New York, September 20 (MTI) – Péter Szijjártó, Hungary’s foreign minister, held talks with counterparts on the migrant crisis and economic cooperation in New York on Monday.
Szijjártó met foreign ministers Julie Bishop of Australia, Gibran Bassil of Lebanon, Maria Angela Holguin Cuellar of Colombia and Josaia Voreqe Bainimarama of Fiji on the sidelines of a UN migration summit.
Concerning his talks with the Australian minister, Szijjártó said that both Hungary and Australia give priority to border protection and national sovereignty, and agree on the need to prevent migrants from abusing the law.
“Australia has tightened border control and its relevant laws, triggering base attacks and critical remarks similar to those Hungary is exposed to,” he said.
Szijjártó and the Lebanese foreign minister agreed that refugees should be helped to survive the hard times in countries and regions close to their homes before returning to their native lands as soon as possible.
They also agreed that the international community should grant more assistance to Turkey, Jordan, Lebanon and the autonomous Iraqi Kurdistan, which play the lion’s share in mitigating the migrant crisis.
Szijjártó noted that Hungary had contributed 3 million euros to the Madad Fund set up by the European Union to ease the plight of refugees in Syria and its neighbourhood.

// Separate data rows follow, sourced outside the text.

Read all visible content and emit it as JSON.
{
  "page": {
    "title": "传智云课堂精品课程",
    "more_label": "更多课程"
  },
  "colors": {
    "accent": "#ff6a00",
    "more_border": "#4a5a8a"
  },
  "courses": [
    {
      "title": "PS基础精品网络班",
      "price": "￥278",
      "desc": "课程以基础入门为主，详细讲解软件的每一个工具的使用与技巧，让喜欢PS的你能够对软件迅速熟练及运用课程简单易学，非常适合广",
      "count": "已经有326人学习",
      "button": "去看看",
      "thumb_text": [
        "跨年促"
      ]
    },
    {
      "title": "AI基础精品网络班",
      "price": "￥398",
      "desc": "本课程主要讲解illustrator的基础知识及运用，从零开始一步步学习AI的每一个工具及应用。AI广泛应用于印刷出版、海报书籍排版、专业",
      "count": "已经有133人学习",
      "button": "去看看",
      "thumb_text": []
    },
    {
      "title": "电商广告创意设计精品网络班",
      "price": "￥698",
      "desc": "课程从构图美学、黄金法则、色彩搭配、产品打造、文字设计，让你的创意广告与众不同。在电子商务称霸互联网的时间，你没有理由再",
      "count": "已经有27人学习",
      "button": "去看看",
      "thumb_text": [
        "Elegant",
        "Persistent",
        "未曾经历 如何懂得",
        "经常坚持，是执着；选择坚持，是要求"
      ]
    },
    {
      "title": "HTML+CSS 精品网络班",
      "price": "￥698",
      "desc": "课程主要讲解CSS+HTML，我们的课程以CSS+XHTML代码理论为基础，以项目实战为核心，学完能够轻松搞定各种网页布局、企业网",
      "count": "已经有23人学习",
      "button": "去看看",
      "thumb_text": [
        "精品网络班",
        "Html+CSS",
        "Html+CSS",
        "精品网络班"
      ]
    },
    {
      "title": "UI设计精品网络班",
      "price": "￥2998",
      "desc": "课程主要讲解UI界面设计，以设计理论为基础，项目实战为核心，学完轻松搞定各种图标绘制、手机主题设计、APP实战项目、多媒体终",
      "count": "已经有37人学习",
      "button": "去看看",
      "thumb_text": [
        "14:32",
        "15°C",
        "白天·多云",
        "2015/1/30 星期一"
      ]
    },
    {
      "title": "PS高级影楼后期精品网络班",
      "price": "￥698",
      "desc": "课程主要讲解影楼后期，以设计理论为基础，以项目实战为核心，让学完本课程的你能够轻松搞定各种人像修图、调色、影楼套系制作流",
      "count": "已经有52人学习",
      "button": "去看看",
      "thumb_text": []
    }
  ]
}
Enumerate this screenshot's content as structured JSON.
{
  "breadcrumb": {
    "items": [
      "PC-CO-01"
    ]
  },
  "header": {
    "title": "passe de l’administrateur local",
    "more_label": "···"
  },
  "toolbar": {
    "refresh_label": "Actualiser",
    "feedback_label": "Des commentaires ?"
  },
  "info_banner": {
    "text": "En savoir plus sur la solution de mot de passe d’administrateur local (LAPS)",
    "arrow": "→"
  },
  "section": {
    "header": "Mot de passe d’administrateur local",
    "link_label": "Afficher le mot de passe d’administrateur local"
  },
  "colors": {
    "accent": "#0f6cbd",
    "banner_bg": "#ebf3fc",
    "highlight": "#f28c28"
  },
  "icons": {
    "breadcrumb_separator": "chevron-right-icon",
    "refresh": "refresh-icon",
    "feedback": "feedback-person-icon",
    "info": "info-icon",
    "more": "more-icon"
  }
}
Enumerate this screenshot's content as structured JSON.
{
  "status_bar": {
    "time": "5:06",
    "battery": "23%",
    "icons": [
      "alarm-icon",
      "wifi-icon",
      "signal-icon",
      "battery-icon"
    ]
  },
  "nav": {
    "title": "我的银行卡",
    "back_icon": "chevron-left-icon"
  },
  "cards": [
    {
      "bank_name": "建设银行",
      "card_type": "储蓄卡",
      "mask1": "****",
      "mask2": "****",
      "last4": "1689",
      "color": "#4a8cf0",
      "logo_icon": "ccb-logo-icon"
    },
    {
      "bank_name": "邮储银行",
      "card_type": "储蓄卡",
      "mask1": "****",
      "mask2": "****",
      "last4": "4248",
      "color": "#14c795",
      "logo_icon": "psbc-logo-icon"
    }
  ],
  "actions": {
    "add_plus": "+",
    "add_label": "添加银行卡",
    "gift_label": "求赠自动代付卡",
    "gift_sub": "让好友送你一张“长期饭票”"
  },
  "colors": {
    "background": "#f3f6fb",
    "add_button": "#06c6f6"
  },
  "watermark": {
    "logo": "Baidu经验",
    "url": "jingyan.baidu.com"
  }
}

At bilateral talks with Fiji’s prime minister and foreign minister, Szijjártó discussed economic issues and strengthening cooperation between the Pacific region and the European Union.
Szijjártó and his Colombian counterpart discussed new opportunities arising from Colombia’s economic diversification.
“The free trade agreement between the EU, Colombia and Peru open up new opportunities for the Hungarian economy as well,” Szijjártó told MTI.
Szijjártó agreed with Cuellar on reopening Hungary’s embassy in Bogota in the summer of 2017.